The oral portion of the trial is a randomized, double-blind, placebo-controlled study in healthy adults with a minimum body mass index of 30 kilograms per meter squared. The primary objective of the study was to evaluate the safety and tolerability of VK2735 administered as an oral tablet once daily for 28 days. Exploratory pharmacodynamic measures included assessments of changes in body weight and other metrics. Based on the encouraging weight loss, as well as the safety and tolerability results to date, the company has elected to continue further dose escalation in this study. Viking also plans to initiate a Phase 2 trial of oral VK2735 in patients with obesity in the second half of 2024. Viking Therapeutics released results from a phase 2 clinical trial for its experimental weight loss drug.

Leerink Partners analyst Thomas Smith said in a research note that the 13.1% weight loss achieved with VK2735 compares favorably with competing drugs that activate the GLP-1 and GIP receptors, including Lilly’s Zepbound. That drug led to less than 10% absolute weight loss at all doses at the 13-week mark of its Phase 3 clinical trial. Viking’s drug will still need to show its results can be replicated in a larger a Phase 3 test. However, the greater than 13% placebo-adjusted weight reduction from VK2735 in Phase 2 exceeds the bar for success set by both Viking management and investors, Smith said. William Blair’s previous position was that the Viking drug could be clinically equivalent to Lilly’s tirzepatide, marketed as Zepbound for weight management. The Phase 1 MAD study of oral VK2735 is an extension of the company’s Phase 1 single ascending dose (SAD)/MAD trial of VK2735 administered subcutaneously.

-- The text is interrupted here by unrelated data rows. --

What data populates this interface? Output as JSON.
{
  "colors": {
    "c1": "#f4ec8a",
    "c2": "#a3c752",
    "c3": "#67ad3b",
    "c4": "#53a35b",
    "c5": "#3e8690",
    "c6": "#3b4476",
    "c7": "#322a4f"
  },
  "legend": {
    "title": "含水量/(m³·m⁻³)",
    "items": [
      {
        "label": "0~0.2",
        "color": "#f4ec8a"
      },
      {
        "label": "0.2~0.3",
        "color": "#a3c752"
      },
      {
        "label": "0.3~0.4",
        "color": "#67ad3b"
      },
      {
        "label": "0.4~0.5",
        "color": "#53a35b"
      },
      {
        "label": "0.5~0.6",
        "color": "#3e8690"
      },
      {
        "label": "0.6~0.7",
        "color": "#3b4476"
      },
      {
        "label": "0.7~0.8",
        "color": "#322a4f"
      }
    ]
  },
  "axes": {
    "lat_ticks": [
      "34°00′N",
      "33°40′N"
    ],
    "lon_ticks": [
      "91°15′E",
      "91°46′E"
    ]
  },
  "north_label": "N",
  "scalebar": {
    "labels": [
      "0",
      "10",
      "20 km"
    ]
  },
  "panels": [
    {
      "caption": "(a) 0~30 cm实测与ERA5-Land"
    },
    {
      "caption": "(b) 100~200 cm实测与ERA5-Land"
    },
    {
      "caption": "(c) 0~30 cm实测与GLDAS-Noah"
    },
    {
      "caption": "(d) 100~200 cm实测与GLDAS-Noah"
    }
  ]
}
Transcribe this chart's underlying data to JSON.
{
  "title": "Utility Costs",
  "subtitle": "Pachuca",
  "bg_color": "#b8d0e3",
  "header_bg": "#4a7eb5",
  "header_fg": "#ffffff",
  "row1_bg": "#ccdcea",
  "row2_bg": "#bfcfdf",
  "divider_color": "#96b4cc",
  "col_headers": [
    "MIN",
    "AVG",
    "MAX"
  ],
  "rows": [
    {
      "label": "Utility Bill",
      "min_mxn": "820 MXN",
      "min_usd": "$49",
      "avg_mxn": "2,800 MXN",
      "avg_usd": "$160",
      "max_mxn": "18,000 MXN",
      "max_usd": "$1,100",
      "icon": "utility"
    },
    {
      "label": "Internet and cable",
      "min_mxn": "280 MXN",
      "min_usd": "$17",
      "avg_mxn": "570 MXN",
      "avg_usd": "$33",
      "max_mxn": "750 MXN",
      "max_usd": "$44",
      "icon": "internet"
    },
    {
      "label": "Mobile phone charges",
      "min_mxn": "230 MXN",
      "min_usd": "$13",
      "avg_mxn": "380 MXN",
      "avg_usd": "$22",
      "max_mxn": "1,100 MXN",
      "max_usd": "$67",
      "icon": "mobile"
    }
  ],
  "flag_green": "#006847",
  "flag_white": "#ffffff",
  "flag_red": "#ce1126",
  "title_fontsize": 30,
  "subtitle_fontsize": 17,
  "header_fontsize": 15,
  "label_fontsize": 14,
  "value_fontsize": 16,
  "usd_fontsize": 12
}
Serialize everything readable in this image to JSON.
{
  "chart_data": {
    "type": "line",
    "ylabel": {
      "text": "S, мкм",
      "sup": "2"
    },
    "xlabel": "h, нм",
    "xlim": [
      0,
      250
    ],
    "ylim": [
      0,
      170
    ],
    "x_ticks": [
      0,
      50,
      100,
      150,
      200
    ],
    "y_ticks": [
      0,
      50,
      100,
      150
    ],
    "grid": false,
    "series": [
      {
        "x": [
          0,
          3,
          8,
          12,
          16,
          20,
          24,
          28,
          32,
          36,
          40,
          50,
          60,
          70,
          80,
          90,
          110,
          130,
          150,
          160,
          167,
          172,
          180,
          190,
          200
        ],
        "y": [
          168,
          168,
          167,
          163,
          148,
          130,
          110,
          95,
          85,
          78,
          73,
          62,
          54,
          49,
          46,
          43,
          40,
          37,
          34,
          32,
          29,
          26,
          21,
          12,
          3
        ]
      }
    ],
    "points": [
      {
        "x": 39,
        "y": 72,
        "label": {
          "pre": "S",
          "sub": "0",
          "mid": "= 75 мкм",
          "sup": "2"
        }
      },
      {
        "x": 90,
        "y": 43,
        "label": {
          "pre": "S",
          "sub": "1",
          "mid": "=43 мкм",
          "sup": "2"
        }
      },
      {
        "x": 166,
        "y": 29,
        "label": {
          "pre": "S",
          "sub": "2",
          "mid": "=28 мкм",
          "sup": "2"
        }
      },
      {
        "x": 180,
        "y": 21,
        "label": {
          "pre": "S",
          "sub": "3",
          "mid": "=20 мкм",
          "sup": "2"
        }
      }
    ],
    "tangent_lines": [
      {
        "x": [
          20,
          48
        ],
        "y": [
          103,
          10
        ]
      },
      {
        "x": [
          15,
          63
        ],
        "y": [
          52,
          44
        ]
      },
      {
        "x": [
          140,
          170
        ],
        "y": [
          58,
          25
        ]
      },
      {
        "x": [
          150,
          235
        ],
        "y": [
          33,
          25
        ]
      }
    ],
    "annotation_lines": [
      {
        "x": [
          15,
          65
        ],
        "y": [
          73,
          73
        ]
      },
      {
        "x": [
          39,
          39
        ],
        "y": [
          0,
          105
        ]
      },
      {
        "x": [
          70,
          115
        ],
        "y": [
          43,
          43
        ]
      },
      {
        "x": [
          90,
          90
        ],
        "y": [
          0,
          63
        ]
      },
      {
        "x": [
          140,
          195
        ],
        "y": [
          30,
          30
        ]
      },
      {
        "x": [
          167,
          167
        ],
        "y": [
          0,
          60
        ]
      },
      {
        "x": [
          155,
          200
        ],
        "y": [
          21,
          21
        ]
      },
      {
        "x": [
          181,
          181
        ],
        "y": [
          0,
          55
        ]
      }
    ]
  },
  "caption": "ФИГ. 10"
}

However, VK2735 and Zepbound both imitate the naturally produced gut hormones GLP-1 and GIP, whereas Wegovy just targets GLP-1. Viking’s drug targets two insulin-stimulating hormones known as GLP-1 and GIP, similar to Lilly’s Zepbound, which targets both, and Novo’s Wegovy, which targets only GLP-1. In February, Viking announced encouraging Phase 2 trial data for an injectable version of VK2735, making it potentially competitive with the Lilly and Novo shots.